Ainsi lorsqu’on dit qu’une étoile est dans tel ou tel signe du zodiaque, on n’entend pas par-là qu’elle est dans la constellation qui porte le même nom, mais dans la partie du zodiaque qui a gardé le nom de cette constellation. Voyez Signe, Etoile, &c.

M. Cassini a appellé zodiaque des cometes une grande bande céleste que la plupart des cometes n’ont pas passé. Cette bande est beaucoup plus large que le zodiaque des planetes, & renferme les constellations d’Antinous, de Pegase, d’Andromede, du Taureau, d’Orion, de la Canicule, de l’Hidre, du Centaure, du Scorpion & du Sagittaire. Au reste, on a reconnu qu’il n’y a point de zodiaque des cometes, ces corps étant indifféremment placés dans la vaste étendue des cieux. Voyez Comete. Chambers.

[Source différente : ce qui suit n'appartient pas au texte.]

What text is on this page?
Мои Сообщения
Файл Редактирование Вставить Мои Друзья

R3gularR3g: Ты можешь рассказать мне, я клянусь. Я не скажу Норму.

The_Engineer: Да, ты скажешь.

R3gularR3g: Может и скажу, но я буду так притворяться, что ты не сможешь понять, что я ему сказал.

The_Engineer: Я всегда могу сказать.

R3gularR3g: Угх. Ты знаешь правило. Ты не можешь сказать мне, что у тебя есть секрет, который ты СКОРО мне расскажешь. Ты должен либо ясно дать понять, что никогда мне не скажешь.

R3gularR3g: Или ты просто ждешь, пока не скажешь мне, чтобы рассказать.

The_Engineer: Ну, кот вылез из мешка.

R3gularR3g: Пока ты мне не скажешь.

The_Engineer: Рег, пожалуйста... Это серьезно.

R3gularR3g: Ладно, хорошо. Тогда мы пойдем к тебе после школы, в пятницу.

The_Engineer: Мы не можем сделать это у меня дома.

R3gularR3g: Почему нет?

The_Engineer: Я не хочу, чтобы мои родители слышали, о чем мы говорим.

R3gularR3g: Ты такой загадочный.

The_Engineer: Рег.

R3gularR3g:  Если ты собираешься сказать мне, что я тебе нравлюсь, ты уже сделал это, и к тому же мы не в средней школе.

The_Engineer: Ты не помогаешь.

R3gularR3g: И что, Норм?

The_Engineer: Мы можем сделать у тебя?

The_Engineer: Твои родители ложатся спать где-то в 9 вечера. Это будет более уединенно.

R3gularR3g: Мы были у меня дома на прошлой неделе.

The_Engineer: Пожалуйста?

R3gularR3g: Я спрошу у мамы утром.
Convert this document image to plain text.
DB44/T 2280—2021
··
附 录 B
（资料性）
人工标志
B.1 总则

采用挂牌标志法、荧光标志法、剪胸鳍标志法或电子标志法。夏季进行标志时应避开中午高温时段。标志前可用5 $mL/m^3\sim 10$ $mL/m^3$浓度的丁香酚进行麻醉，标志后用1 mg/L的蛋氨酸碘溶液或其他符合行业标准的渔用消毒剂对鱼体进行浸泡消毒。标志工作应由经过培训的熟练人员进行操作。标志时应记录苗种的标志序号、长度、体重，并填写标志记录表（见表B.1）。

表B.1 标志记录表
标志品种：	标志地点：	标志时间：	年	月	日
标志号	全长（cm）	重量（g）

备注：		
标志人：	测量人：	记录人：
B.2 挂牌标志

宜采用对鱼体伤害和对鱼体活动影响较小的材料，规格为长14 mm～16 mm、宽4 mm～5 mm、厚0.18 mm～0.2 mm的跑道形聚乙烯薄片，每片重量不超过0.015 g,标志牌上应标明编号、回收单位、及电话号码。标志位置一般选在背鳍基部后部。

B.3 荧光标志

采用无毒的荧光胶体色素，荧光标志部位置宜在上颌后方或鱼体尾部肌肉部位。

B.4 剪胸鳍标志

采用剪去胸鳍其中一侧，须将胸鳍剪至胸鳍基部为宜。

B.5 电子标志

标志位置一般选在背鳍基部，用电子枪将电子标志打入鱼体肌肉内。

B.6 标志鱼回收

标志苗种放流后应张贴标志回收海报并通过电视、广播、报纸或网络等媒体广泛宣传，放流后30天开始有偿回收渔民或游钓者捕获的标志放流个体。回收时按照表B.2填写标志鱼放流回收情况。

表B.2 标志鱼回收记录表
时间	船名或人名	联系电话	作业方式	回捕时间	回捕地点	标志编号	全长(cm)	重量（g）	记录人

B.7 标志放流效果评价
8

Zodiaque, (Littér.) M. Pluche, auteur de l’histoire du ciel, fait remonter jusqu’au voisinage du déluge de Noé & jusqu’au tems où l’Egypte n’étoit point encore habitée, l’institution du zodiaque sous la même forme qu’il conserve aujourd’hui parmi nous, & il tâche d’établir que les premiers hommes arrivés en Egypte y apporterent de la Chaldée le même zodiaque, dont les Egyptiens, les Grecs & les Latins se sont servis, & dont nous nous servons nous-mêmes. Comme il semble poser ce principe pour fondement de son système sur les années égyptiennes & sur les antiquités de l’Egypte en général, en déclarant d’avance que s’il y a quelque chose de solide dans son ouvrage, il en est redevable à cette explication du zodiaque, nous croyons pouvoir transcrire ici l’examen qu’en a fait M. de la Nauze.

Macrobe cherchant les raisons de la dénomination donnée aux signes du Cancer & du Capricorne, avoit dit qu’à l’exemple de l’Ecrevisse qui marche à reculons, le Soleil arrivé au Cancer rétrograde & descend obliquement ; & de l’exemple de la Chevre qui en broutant gagne les hauteurs, le Soleil parvenu au Capricorne commence à remonter vers nous. Sur ce plan d’analogie, l’écrivain de l’histoire du ciel imagine à son tour la dénomination des autres signes, & il prétend que les instituteurs du zodiaque ont réellement voulu marquer la saison des agneaux par le Bélier à l’équinoxe du printems, l’égalité des jours & des nuits par la Balance à l’équinoxe d’automne, le tems de la moisson par la Vierge tenant un épi, le tems des pluies d’hiver par le Verseau, ainsi du reste.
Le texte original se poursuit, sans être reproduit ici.